Helped with corporate filings and entity management
Maintained entity records for 85 corporate subsidiaries across 12 states in iManage; filed 60+ annual reports and 18 foreign-qualification registrations, drafting board resolutions and closing binders for 5 M&A deals totaling $90M with no missed statutory deadlines in 2 years
Shows corporate-paralegal scope (85 entities, 12 states), the DMS (iManage), deal context and value ($90M, 5 deals), and the metric that matters most in transactional work: zero missed deadlines. Specialization is unmistakable.
Did legal research and cite-checking for briefs
Cite-checked and Bluebooked 40+ appellate briefs in Westlaw, Shepardizing 600+ citations and catching 22 overruled or distinguished authorities before filing; generated tables of authorities and contents that passed clerk review on first submission across all 40 briefs
Quantifies brief volume, citation count, the catch rate (22 bad authorities), the research tool (Westlaw/Shepard's), and the first-pass acceptance metric. Cite-checking accuracy is exactly the trust signal litigation attorneys hire for.
Mistakes specific to this role
- Writing 'assisted attorneys with various legal tasks' instead of naming the practice area, the matter volume, and the systems you ran. Vagueness reads as a junior who can't own a case.

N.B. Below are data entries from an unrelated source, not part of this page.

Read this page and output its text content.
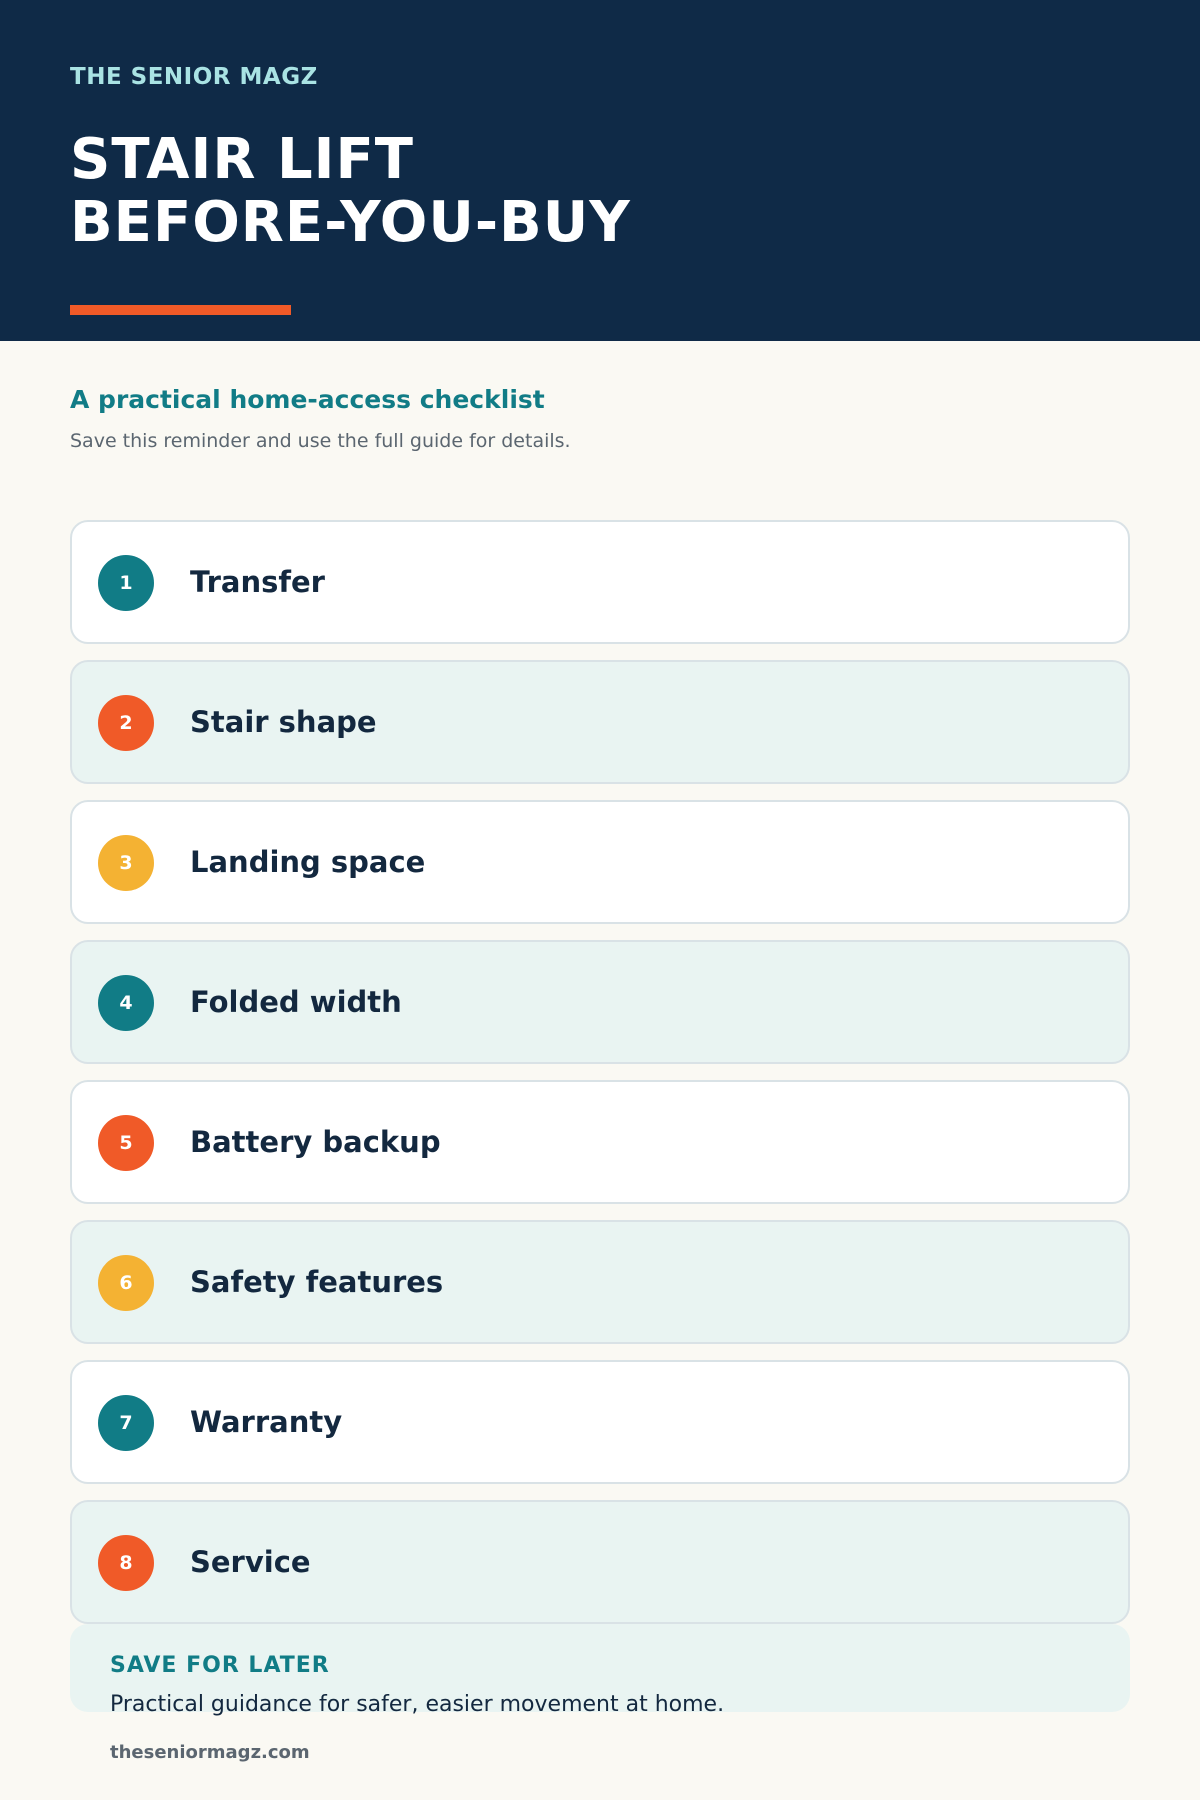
THE SENIOR MAGZ
STAIR LIFT
BEFORE-YOU-BUY
A practical home-access checklist

Save this reminder and use the full guide for details.

1	Transfer
2	Stair shape
3	Landing space
4	Folded width
5	Battery backup
6	Safety features
7	Warranty
8	Service
SAVE FOR LATER
Practical guidance for safer, easier movement at home.
theseniormagz.com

- Omitting your certification (CP/RP) and notary commission, or burying them in a skills list. Put the credential on the contact line where attorneys scan first.
- Listing tools you've barely touched. If you put Relativity or Westlaw on the resume, expect a screening question — only list platforms you can speak to under questioning.

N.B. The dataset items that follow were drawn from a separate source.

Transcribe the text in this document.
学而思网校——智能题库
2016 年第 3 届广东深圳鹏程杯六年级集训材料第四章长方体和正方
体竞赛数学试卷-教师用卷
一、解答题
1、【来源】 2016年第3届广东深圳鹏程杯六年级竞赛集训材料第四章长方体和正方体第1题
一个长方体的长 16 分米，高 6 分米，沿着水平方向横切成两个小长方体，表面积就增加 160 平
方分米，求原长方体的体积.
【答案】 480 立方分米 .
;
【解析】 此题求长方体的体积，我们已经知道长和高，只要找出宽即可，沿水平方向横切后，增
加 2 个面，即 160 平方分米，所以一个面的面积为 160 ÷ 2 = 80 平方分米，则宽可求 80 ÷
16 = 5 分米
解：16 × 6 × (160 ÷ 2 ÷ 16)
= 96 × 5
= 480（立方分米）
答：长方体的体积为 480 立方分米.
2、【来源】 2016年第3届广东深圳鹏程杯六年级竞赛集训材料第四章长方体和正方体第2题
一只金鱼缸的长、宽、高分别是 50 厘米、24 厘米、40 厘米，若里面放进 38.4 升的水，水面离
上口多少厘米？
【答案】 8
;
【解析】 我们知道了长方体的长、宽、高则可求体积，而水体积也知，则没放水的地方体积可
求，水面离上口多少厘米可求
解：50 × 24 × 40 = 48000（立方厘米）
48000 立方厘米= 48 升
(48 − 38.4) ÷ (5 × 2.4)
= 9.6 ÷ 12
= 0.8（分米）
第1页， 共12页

- Leaving out numbers entirely: document-review volume, billable hours, filing turnaround, and deadline-hit rate are the metrics that separate a strong paralegal from a generic one.
- Confusing the resume with a writing sample — no paragraphs about your 'passion for the law.' Save persuasion for the cover letter and keep the resume to one page of quantified output.
Your résumé starts here. Pay later.
Start composingFrequently asked
- Should I list my paralegal certification after my name or in Education?
- Both, but the credential abbreviation (CP, RP, ACP) goes on the contact line right after your name where attorneys scan first. Then expand it in a Certifications line or under Education with the certifying body (NALA, NFPA) and year. An active notary commission belongs there too, with its expiration state.
- How do I show billable hours and document-review volume without making the resume look like a timesheet?
- Fold the numbers into outcome bullets, not a standalone stat block. For example: '1,400 billable hours/yr across 40+ active matters' inside an experience bullet, or '14,000-document Relativity review' as the action. One quantified detail per bullet keeps it readable and Harvard-clean.
- I'm a litigation paralegal applying to a corporate/transactional role. How do I reframe?
- Translate your transferable skills into corporate language: discovery coordination becomes due-diligence document management, e-filing becomes Secretary-of-State and SEC filings, privilege logs become closing-binder and data-room organization. Lead one bullet per role with the transactional-adjacent work and name DMS tools (iManage, NetDocuments) the corporate group will recognize.
- Do I need to put law school plans or an aspiring-attorney note on a paralegal resume?
- No. Firms hiring paralegals often prefer candidates committed to the paralegal track, and a 'using this as a stepping stone to law school' signal can hurt you. Keep the resume focused on paralegal output; if you're applying to firms that sponsor or value future JDs, raise it in the cover letter or interview, not the resume.